For *this* case study, one of the goals of our cluster analysis is to find larger, naturally occuring clusters in the dataset and learn more about them. How well did k-means do in meeting this goal? Explain.

## 5. Post k-Means Cluster Analysis

### 5.1.Cluster Sorted Similarity Matrix

#### 5.1.1. [2 pt] Create it
Create a cluster sorted similarity matrix for this k-means clustering and your scaled dataset.

#### 5.1.2. [2 pt] Interpretation

Use this cluster sorted distance matrix to answer the following questions.

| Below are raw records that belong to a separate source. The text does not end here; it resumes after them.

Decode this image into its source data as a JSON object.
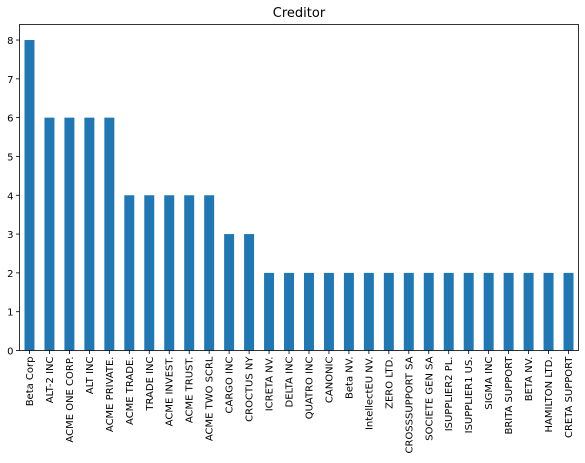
{
  "chart_data": {
    "type": "bar",
    "title": "Creditor",
    "xlabel": "",
    "ylabel": "",
    "ylim": [
      0,
      8.4
    ],
    "yticks": [
      0,
      1,
      2,
      3,
      4,
      5,
      6,
      7,
      8
    ],
    "grid": false,
    "legend": "none",
    "bar_color": "#1f77b4",
    "categories": [
      "Beta Corp",
      "ALT-2 INC",
      "ACME ONE CORP.",
      "ALT INC",
      "ACME PRIVATE.",
      "ACME TRADE.",
      "TRADE INC",
      "ACME INVEST.",
      "ACME TRUST.",
      "ACME TWO SCRL",
      "CARGO INC",
      "CROCTUS NY",
      "ICRETA NV.",
      "DELTA INC",
      "QUATRO INC",
      "CANONIC",
      "Beta NV.",
      "IntellectEU NV.",
      "ZERO LTD.",
      "CROSSSUPPORT SA",
      "SOCIETE GEN SA",
      "ISUPPLIER2 PL.",
      "ISUPPLIER1 US.",
      "SIGMA INC",
      "BRITA SUPPORT",
      "BETA NV.",
      "HAMILTON LTD.",
      "CRETA SUPPORT"
    ],
    "values": [
      8,
      6,
      6,
      6,
      6,
      4,
      4,
      4,
      4,
      4,
      3,
      3,
      2,
      2,
      2,
      2,
      2,
      2,
      2,
      2,
      2,
      2,
      2,
      2,
      2,
      2,
      2,
      2
    ]
  }
}
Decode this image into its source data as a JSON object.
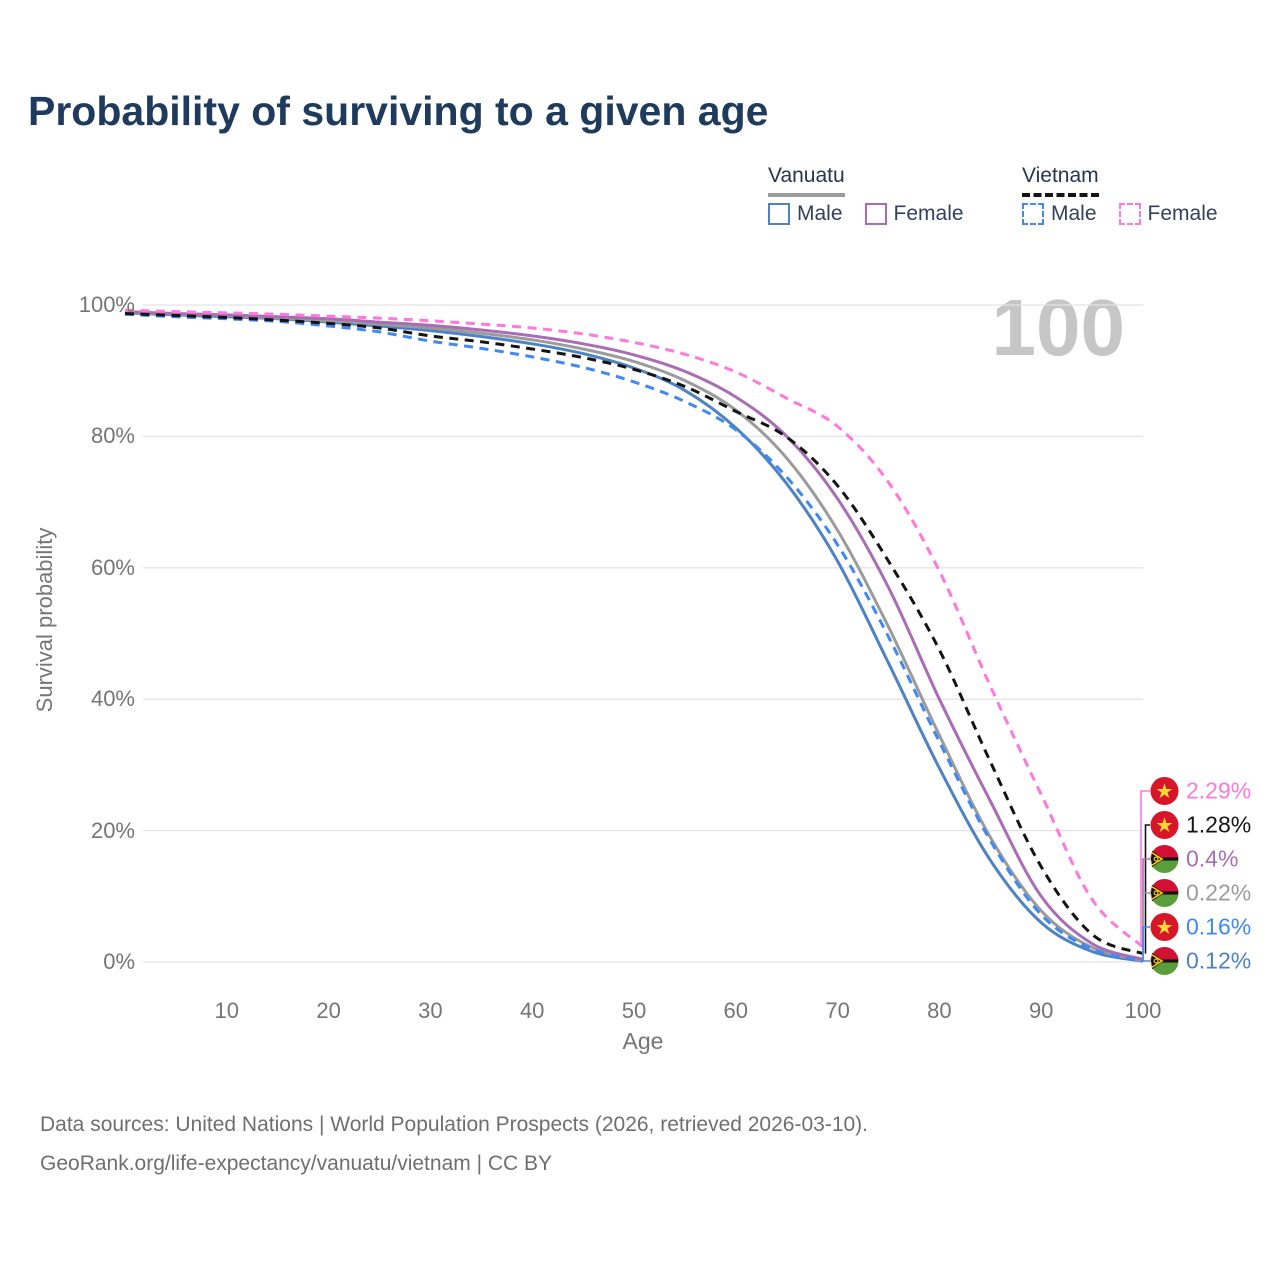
{
  "title": "Probability of surviving to a given age",
  "watermark_age": "100",
  "legend": {
    "groups": [
      {
        "title": "Vanuatu",
        "line_style": "solid",
        "items": [
          {
            "label": "Male",
            "color": "#4d82c4"
          },
          {
            "label": "Female",
            "color": "#a86db5"
          }
        ]
      },
      {
        "title": "Vietnam",
        "line_style": "dashed",
        "items": [
          {
            "label": "Male",
            "color": "#3f88f5"
          },
          {
            "label": "Female",
            "color": "#ff78de"
          }
        ]
      }
    ]
  },
  "axes": {
    "xlabel": "Age",
    "ylabel": "Survival probability",
    "x_ticks": [
      10,
      20,
      30,
      40,
      50,
      60,
      70,
      80,
      90,
      100
    ],
    "y_ticks": [
      "0%",
      "20%",
      "40%",
      "60%",
      "80%",
      "100%"
    ]
  },
  "chart_data": {
    "type": "line",
    "title": "Probability of surviving to a given age",
    "xlabel": "Age",
    "ylabel": "Survival probability",
    "xlim": [
      0,
      100
    ],
    "ylim_pct": [
      0,
      100
    ],
    "grid": "horizontal",
    "legend_position": "top-right",
    "ages": [
      0,
      5,
      10,
      15,
      20,
      25,
      30,
      35,
      40,
      45,
      50,
      55,
      60,
      65,
      70,
      75,
      80,
      85,
      90,
      95,
      100
    ],
    "series": [
      {
        "name": "Vanuatu Male",
        "country": "Vanuatu",
        "sex": "Male",
        "color": "#4d82c4",
        "dash": false,
        "flag": "vanuatu-flag",
        "values": [
          98.8,
          98.5,
          98.2,
          97.9,
          97.4,
          96.8,
          96.1,
          95.2,
          94.1,
          92.6,
          90.4,
          87.0,
          81.3,
          72.8,
          61.0,
          45.5,
          29.5,
          15.5,
          6.0,
          1.6,
          0.12
        ],
        "end_label": "0.12%"
      },
      {
        "name": "Vanuatu Total",
        "country": "Vanuatu",
        "sex": "Total",
        "color": "#9b9b9b",
        "dash": false,
        "flag": "vanuatu-flag",
        "values": [
          98.9,
          98.6,
          98.4,
          98.0,
          97.6,
          97.1,
          96.5,
          95.7,
          94.7,
          93.3,
          91.4,
          88.5,
          84.0,
          76.7,
          65.7,
          51.0,
          34.5,
          19.0,
          7.8,
          2.2,
          0.22
        ],
        "end_label": "0.22%"
      },
      {
        "name": "Vanuatu Female",
        "country": "Vanuatu",
        "sex": "Female",
        "color": "#a86db5",
        "dash": false,
        "flag": "vanuatu-flag",
        "values": [
          99.0,
          98.7,
          98.5,
          98.2,
          97.9,
          97.4,
          96.9,
          96.2,
          95.3,
          94.1,
          92.4,
          89.9,
          86.0,
          80.0,
          70.5,
          57.0,
          40.0,
          24.5,
          10.0,
          2.8,
          0.4
        ],
        "end_label": "0.4%"
      },
      {
        "name": "Vietnam Male",
        "country": "Vietnam",
        "sex": "Male",
        "color": "#3f88f5",
        "dash": true,
        "flag": "vietnam-flag",
        "values": [
          98.6,
          98.2,
          97.9,
          97.5,
          96.8,
          95.9,
          94.5,
          93.4,
          92.1,
          90.5,
          88.3,
          85.3,
          81.0,
          73.8,
          63.5,
          49.5,
          33.5,
          18.5,
          7.2,
          2.0,
          0.16
        ],
        "end_label": "0.16%"
      },
      {
        "name": "Vietnam Total",
        "country": "Vietnam",
        "sex": "Total",
        "color": "#141414",
        "dash": true,
        "flag": "vietnam-flag",
        "values": [
          98.7,
          98.4,
          98.1,
          97.7,
          97.2,
          96.5,
          95.3,
          94.4,
          93.3,
          92.0,
          90.2,
          87.6,
          83.8,
          79.9,
          72.5,
          61.0,
          47.5,
          30.5,
          14.5,
          4.2,
          1.28
        ],
        "end_label": "1.28%"
      },
      {
        "name": "Vietnam Female",
        "country": "Vietnam",
        "sex": "Female",
        "color": "#ff78de",
        "dash": true,
        "flag": "vietnam-flag",
        "values": [
          99.2,
          99.0,
          98.8,
          98.6,
          98.3,
          98.0,
          97.6,
          97.1,
          96.5,
          95.6,
          94.3,
          92.5,
          89.8,
          85.8,
          81.5,
          73.0,
          59.5,
          42.0,
          25.5,
          9.5,
          2.29
        ],
        "end_label": "2.29%"
      }
    ]
  },
  "footer": {
    "line1": "Data sources: United Nations | World Population Prospects (2026, retrieved 2026-03-10).",
    "line2": "GeoRank.org/life-expectancy/vanuatu/vietnam | CC BY"
  }
}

1. Which two clusters are furthest part? Explain.
2. Which cluster has the worst overall cohesion? Explain.

### 5.2. Cluster Sorted Similarity Matrix Correlation

#### 5.2.1. [1 pt] Calculate correlation coefficient
Scale this clustered sorted similarity matrix (using the method we discussed in class) and calculate the correlation of this scaled matrix to the "ideal" scaled cluster sorted similarity matrix which has the same number of clusters and the same number of objects within each of these clusters.

#### 5.2.2. [1 pt] Interpretation

Does this correlation coefficient suggest that this clustering has a very *high* amount of cohesion and separation? Explain.

### 5.3 Pre-Assigned Class Label Association

#### 5.3.1. [1 pt] Homogeneity and Completeness
Calculate the homogeneity score, the completeness score, and the V-score between the Wine Class labels and the k-means clustering.

#### 5.3.2. [1 pt] Interpretation

1. Interpret your homogeneity score and your completeness score.

2. In your t-SNE plot, color code the points by the k-means cluster labels and code the shape of points by the wine class labels. Does the homogeneity score and the completeness score that you just calculated agree with what you see in this t-SNE plot? Explain.